Converting a single page from Elixir

The function below renders a single page to JPEG, saves the image to disk, and returns structured errors when something goes wrong.

defmodule PdfToImage do
def convert_page(pdf_path, page, output_file, opts \\ []) do
dpi = Keyword.get(opts, :dpi, 150)
args = [
"pdftoppm",
"-jpeg",
"-jpegopt", "quality=85",
"-aa", "yes",
"-aaVector", "yes",
"-r", to_string(dpi),
"-f", to_string(page),
"-l", to_string(page),
pdf_path
]
port =
Port.open(
{:spawn_executable, System.find_executable("pdftoppm")},
[:binary, :exit_status, args: tl(args)]
)
collect_output(port, output_file, <<>>, <<>>)
end
defp collect_output(port, output_file, stdout, stderr) do
receive do
{^port, {:data, data}} ->
collect_output(port, output_file, stdout <> data, stderr)
{^port, {:exit_status, 0}} ->
File.write!(output_file, stdout)
:ok
{^port, {:exit_status, status}} ->
{:error, {status, stderr}}
after
30_000 ->
Port.close(port)
{:error, :timeout}
end
end
end

Usage:

PdfToImage.convert_page(
"input.pdf",
1,
"output/page-1.jpg",
dpi: 200
)

Parallelizing page conversion

Because each page conversion is independent, this approach works well with Task.async_stream/3.

pages = 1..10
Task.async_stream(
pages,
fn page ->
PdfToImage.convert_page(
"input.pdf",
page,
"output/page-#{page}.jpg"
)
end,
max_concurrency: System.schedulers_online(),
timeout: :infinity
)
|> Enum.to_list()

Each task spawns its own pdftoppm process, captures binary image data from stdout, and only writes a file once rendering succeeds.

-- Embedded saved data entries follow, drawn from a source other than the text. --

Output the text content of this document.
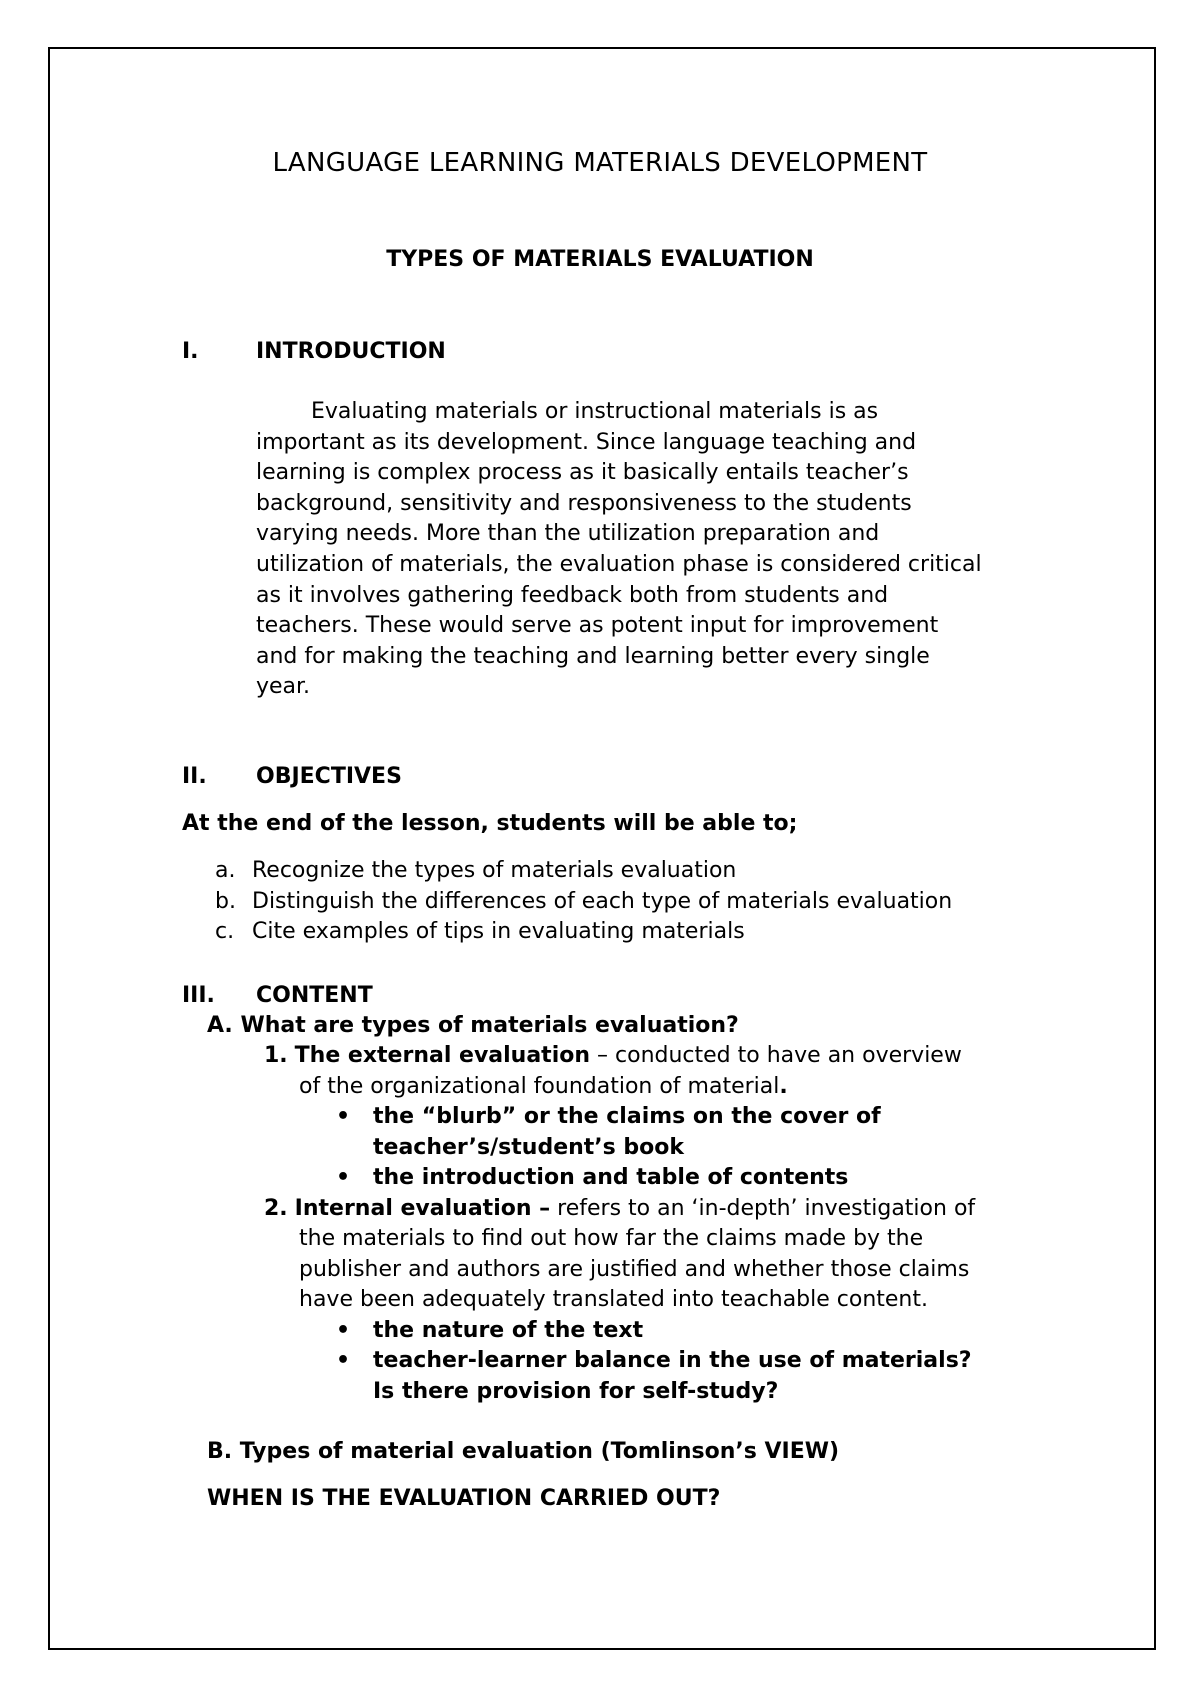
LANGUAGE LEARNING MATERIALS DEVELOPMENT
TYPES OF MATERIALS EVALUATION
I.	INTRODUCTION
Evaluating materials or instructional materials is as
important as its development. Since language teaching and
learning is complex process as it basically entails teacher’s
background, sensitivity and responsiveness to the students
varying needs. More than the utilization preparation and
utilization of materials, the evaluation phase is considered critical
as it involves gathering feedback both from students and
teachers. These would serve as potent input for improvement
and for making the teaching and learning better every single
year.
II. OBJECTIVES
At the end of the lesson, students will be able to;
a. Recognize the types of materials evaluation
b. Distinguish the differences of each type of materials evaluation
c. Cite examples of tips in evaluating materials
III. CONTENT
A. What are types of materials evaluation?
1. The external evaluation – conducted to have an overview
of the organizational foundation of material.
• the “blurb” or the claims on the cover of
teacher’s/student’s book
• the introduction and table of contents
2. Internal evaluation – refers to an ‘in-depth’ investigation of
the materials to find out how far the claims made by the
publisher and authors are justified and whether those claims
have been adequately translated into teachable content.
• the nature of the text
• teacher-learner balance in the use of materials?
Is there provision for self-study?
B. Types of material evaluation (Tomlinson’s VIEW)
WHEN IS THE EVALUATION CARRIED OUT?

Error handling characteristics

  • On success, only stdout is used and written to disk
  • On failure, no file is created
  • The returned error contains the full stderr output from pdftoppm
  • This makes it suitable for background jobs and structured logging

Conclusion

By letting pdftoppm write image data to stdout and capturing it via a Port, you gain full control over I/O, error handling, and parallel execution. This avoids temporary files, keeps failure cases clean, and integrates well with Elixir’s concurrency primitives.